Paul L. Caron
Dean





Saturday, November 24, 2018

Another IRS Free Speech Scandal

IRS Logo 2Wall Street Journal op-ed:  Another IRS Free-Speech Scandal, by David B. Rivkin (Baker & Hostetler, Washington, D.C.) & Randal John Meyer (Cato Institute Center for Constitutional Studies):

The Internal Revenue Service infamously targeted dissenters during President Obama’s re-election campaign. Now the IRS is at it again. Earlier this year it issued a rule suppressing huge swaths of First Amendment protected speech. The regulation appears designed to hamper the marijuana industry, which is still illegal under federal law although many states have enacted decriminalization measures. But it goes far beyond that.

The innocuously named Revenue Procedure 2018-5 contains a well-hidden provision enabling the Service to withhold tax-exempt status from organizations seeking to improve “business conditions . . . relating to an activity involving controlled substances (within the meaning of Schedule I and II of the Controlled Substances Act) which is prohibited by federal law.” That means that to obtain tax-exempt status under any provision of the Internal Revenue Code’s Section 501—whether as a charity, social-welfare advocacy group or other type of nonprofit—an organization may not advocate for altering the legal regime applicable to any Schedule I or II substance.

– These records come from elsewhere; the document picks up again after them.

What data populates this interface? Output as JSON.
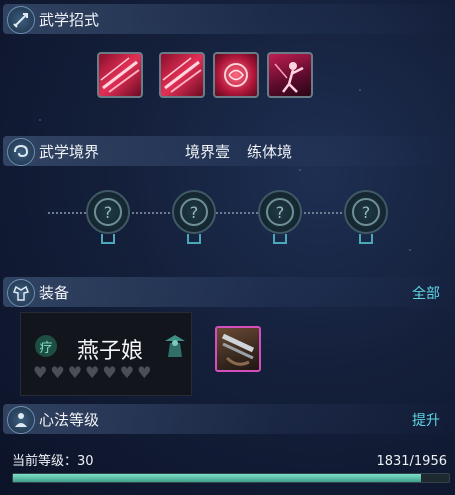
{
  "skills": {
    "title": "武学招式",
    "items": [
      {
        "name": "skill-slash-1"
      },
      {
        "name": "skill-slash-2"
      },
      {
        "name": "skill-rose"
      },
      {
        "name": "skill-warrior"
      }
    ]
  },
  "realm": {
    "title": "武学境界",
    "level": "境界壹",
    "stage": "练体境",
    "nodes": 4
  },
  "equipment": {
    "title": "装备",
    "all_link": "全部",
    "card_type": "疗",
    "card_name": "燕子娘",
    "hearts_total": 7,
    "hearts_filled": 0
  },
  "heart_method": {
    "title": "心法等级",
    "upgrade_link": "提升",
    "level_label": "当前等级：30",
    "progress_text": "1831/1956",
    "progress_value": 1831,
    "progress_max": 1956
  },
  "colors": {
    "accent": "#5fd6e6",
    "progress": "#4fc4a8",
    "equip_border": "#d24fbc"
  }
}
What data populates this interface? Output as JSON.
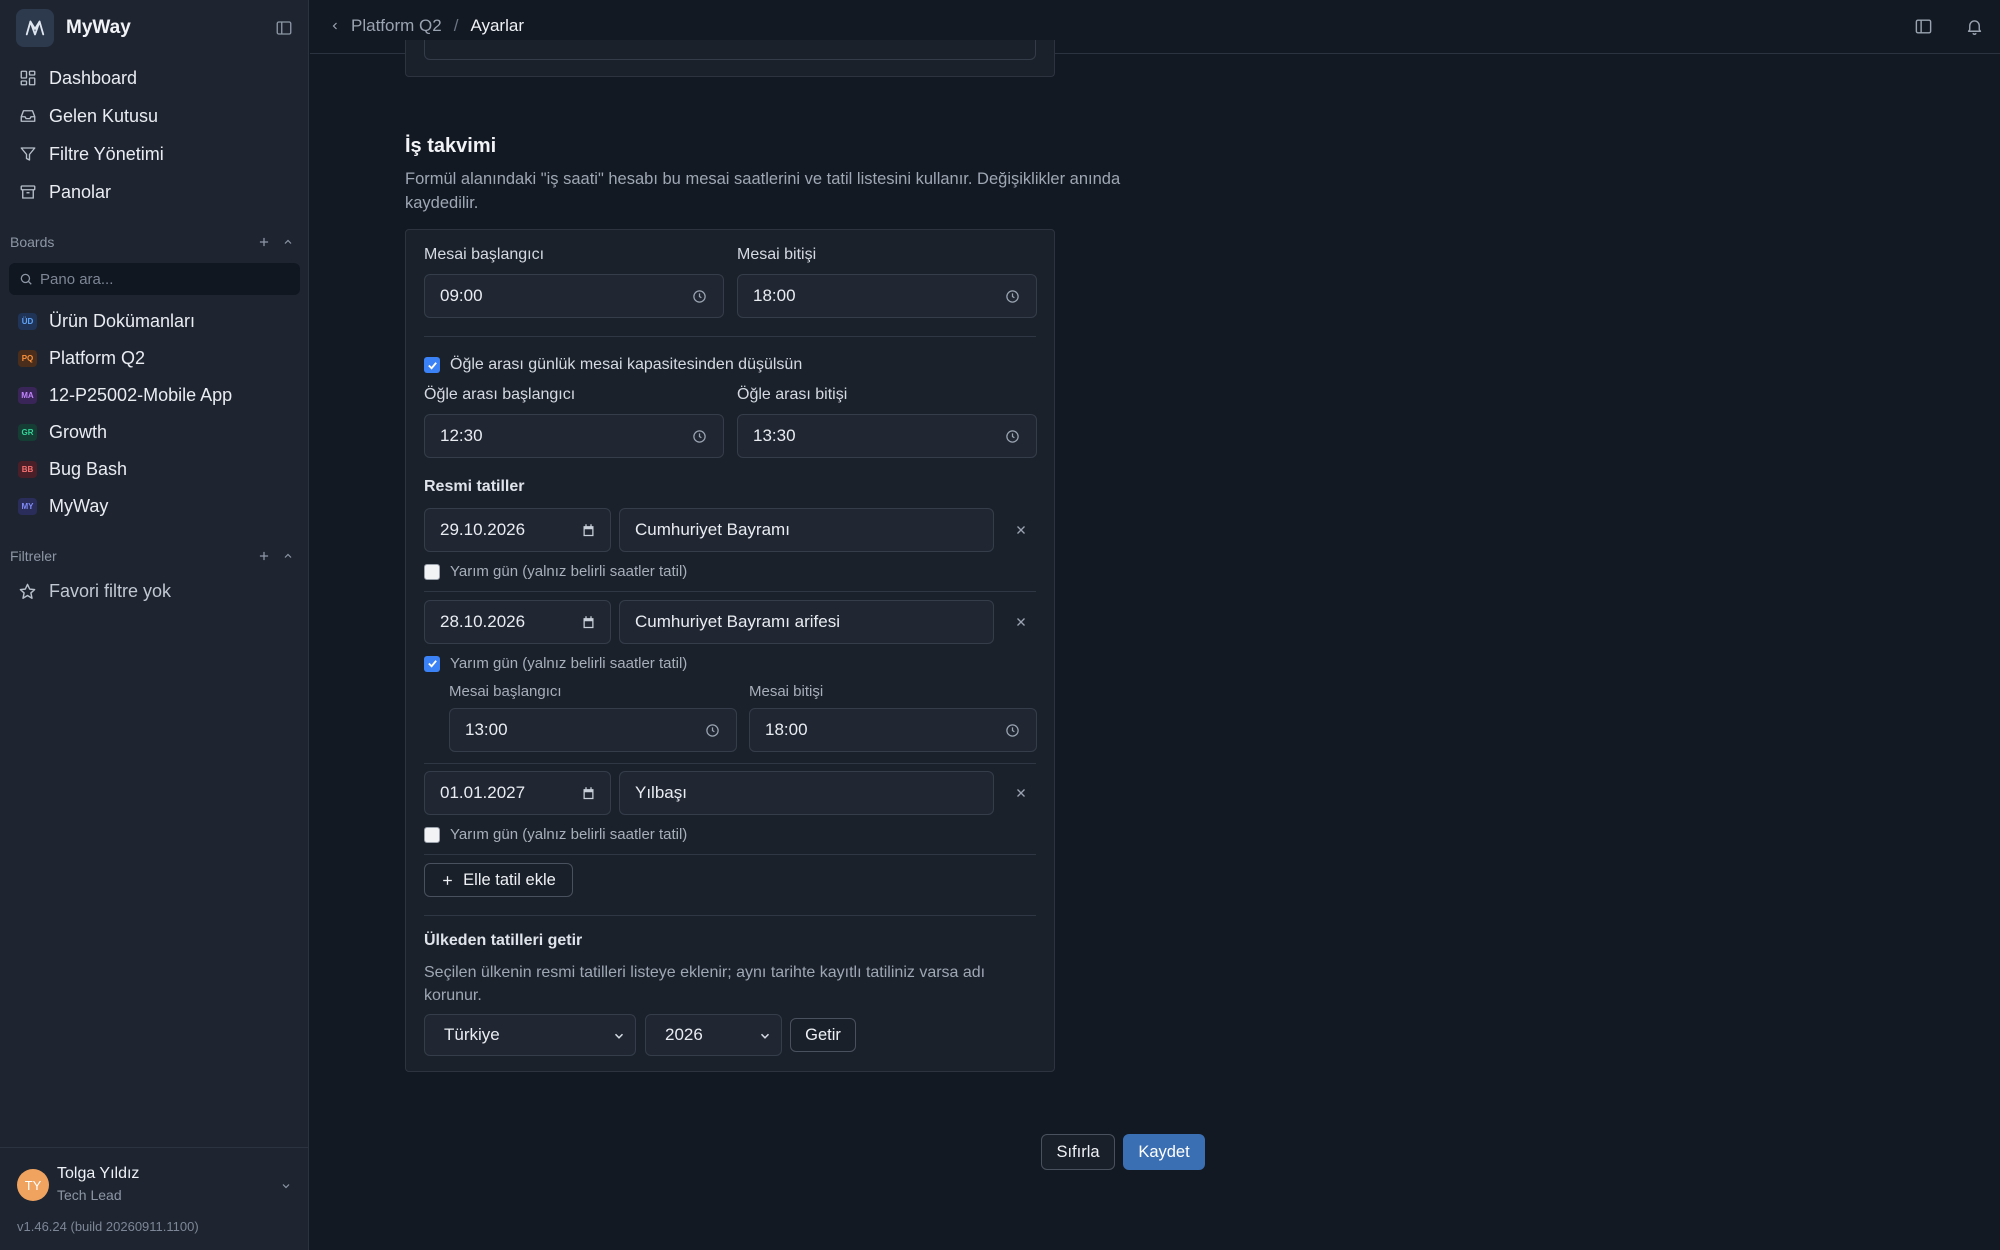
{
  "sidebar": {
    "brand": "MyWay",
    "nav": [
      {
        "label": "Dashboard",
        "icon": "grid-icon"
      },
      {
        "label": "Gelen Kutusu",
        "icon": "inbox-icon"
      },
      {
        "label": "Filtre Yönetimi",
        "icon": "filter-icon"
      },
      {
        "label": "Panolar",
        "icon": "archive-icon"
      }
    ],
    "boards_header": "Boards",
    "board_search_placeholder": "Pano ara...",
    "boards": [
      {
        "badge": "ÜD",
        "label": "Ürün Dokümanları",
        "color": "#3b82f6"
      },
      {
        "badge": "PQ",
        "label": "Platform Q2",
        "color": "#f97316"
      },
      {
        "badge": "MA",
        "label": "12-P25002-Mobile App",
        "color": "#a855f7"
      },
      {
        "badge": "GR",
        "label": "Growth",
        "color": "#10b981"
      },
      {
        "badge": "BB",
        "label": "Bug Bash",
        "color": "#ef4444"
      },
      {
        "badge": "MY",
        "label": "MyWay",
        "color": "#6366f1"
      }
    ],
    "filters_header": "Filtreler",
    "favorites_empty": "Favori filtre yok",
    "user": {
      "initials": "TY",
      "name": "Tolga Yıldız",
      "role": "Tech Lead"
    },
    "version": "v1.46.24 (build 20260911.1100)"
  },
  "topbar": {
    "breadcrumb_parent": "Platform Q2",
    "breadcrumb_sep": "/",
    "breadcrumb_current": "Ayarlar"
  },
  "work_calendar": {
    "title": "İş takvimi",
    "description": "Formül alanındaki \"iş saati\" hesabı bu mesai saatlerini ve tatil listesini kullanır. Değişiklikler anında kaydedilir.",
    "work_start_label": "Mesai başlangıcı",
    "work_start": "09:00",
    "work_end_label": "Mesai bitişi",
    "work_end": "18:00",
    "lunch_deduct_label": "Öğle arası günlük mesai kapasitesinden düşülsün",
    "lunch_start_label": "Öğle arası başlangıcı",
    "lunch_start": "12:30",
    "lunch_end_label": "Öğle arası bitişi",
    "lunch_end": "13:30",
    "holidays_label": "Resmi tatiller",
    "half_day_label": "Yarım gün (yalnız belirli saatler tatil)",
    "holidays": [
      {
        "date": "29.10.2026",
        "name": "Cumhuriyet Bayramı",
        "half_day": false
      },
      {
        "date": "28.10.2026",
        "name": "Cumhuriyet Bayramı arifesi",
        "half_day": true,
        "half_start_label": "Mesai başlangıcı",
        "half_start": "13:00",
        "half_end_label": "Mesai bitişi",
        "half_end": "18:00"
      },
      {
        "date": "01.01.2027",
        "name": "Yılbaşı",
        "half_day": false
      }
    ],
    "add_holiday_label": "Elle tatil ekle",
    "country_title": "Ülkeden tatilleri getir",
    "country_desc": "Seçilen ülkenin resmi tatilleri listeye eklenir; aynı tarihte kayıtlı tatiliniz varsa adı korunur.",
    "country": "Türkiye",
    "year": "2026",
    "fetch_label": "Getir"
  },
  "actions": {
    "reset_label": "Sıfırla",
    "save_label": "Kaydet"
  },
  "colors": {
    "accent": "#3b82f6",
    "primary_button": "#3b6fb3"
  }
}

Marijuana is a Schedule I substance, meaning the Food and Drug Administration has found it has “no currently accepted medical use and a high potential for abuse.” Schedule II drugs include such widely prescribed medications as Adderall, Vyvanse, codeine and oxycodone. The IRS can deny tax-exempt status to any organization that seeks to improve the “business conditions” of a currently prohibited activity involving these medications. That could include simply advocating for a change in the law or regulation forbidding the possession, sale or use of marijuana or other Schedule I substances. It would also encompass advocacy for relaxing the regulatory regime currently governing the production, distribution or prescription of Schedule II medications.

The rule does not apply to all speech dealing with the listed substances, only that involving an “improvement” in “business conditions,” such as legalization or deregulation. Efforts to maintain restrictions or impose additional ones are fine by the IRS. This is constitutionally pernicious viewpoint discrimination. As the Supreme Court stated in Rosenberger v. University of Virginia (1995): “When the government targets not subject matter, but particular views taken by speakers on a subject, the violation of the First Amendment is all the more blatant.” ...

[W]hile government has been able to justify limiting activities or conduct even when it has an expressive or religious component, the Supreme Court has sanctioned limits on the content of speech only in extreme circumstances. In Holder v. Humanitarian Law Project (2010), for instance, the justices upheld a ban on policy advocacy undertaken under the direction of, or in coordination with, certain terrorist groups. This narrow prohibition was constitutional only because the coordinated speech amounted to a “material support” to terrorist groups. The same speech, if conducted independently, would have been fully protected.

Here, by contrast, the IRS seeks to control independent policy advocacy. That’s something the federal government may not do. Yet it’s the second time this decade for the IRS.

https://taxprof.typepad.com/taxprof_blog/2018/11/another-irs-free-speech-scandal.html

IRS News, IRS Scandal, Tax | Permalink

Comments

In this case an organization is asking for tax exempt treatment of its advocacy efforts. The government is free to place limitations on the activities of such an entity. It would be unconstitutional to restrict speech for an organization that is not receiving favorable tax treatment or any other favorable treatment not available to the ordinary citizen. Thus this case is NOT like the previous one regarding conservative organizations, where similar organizations were treated differently based solely on whether they were conservative or liberal, and no advocacy for improving business conditions for illegal activities was alleged.

Posted by: Ken_in_Camarillo | Nov 24, 2018 9:14:28 AM

Marijuana is so difficult to reschedule, because it was Congress itself that placed it on Schedule 1 in 1970.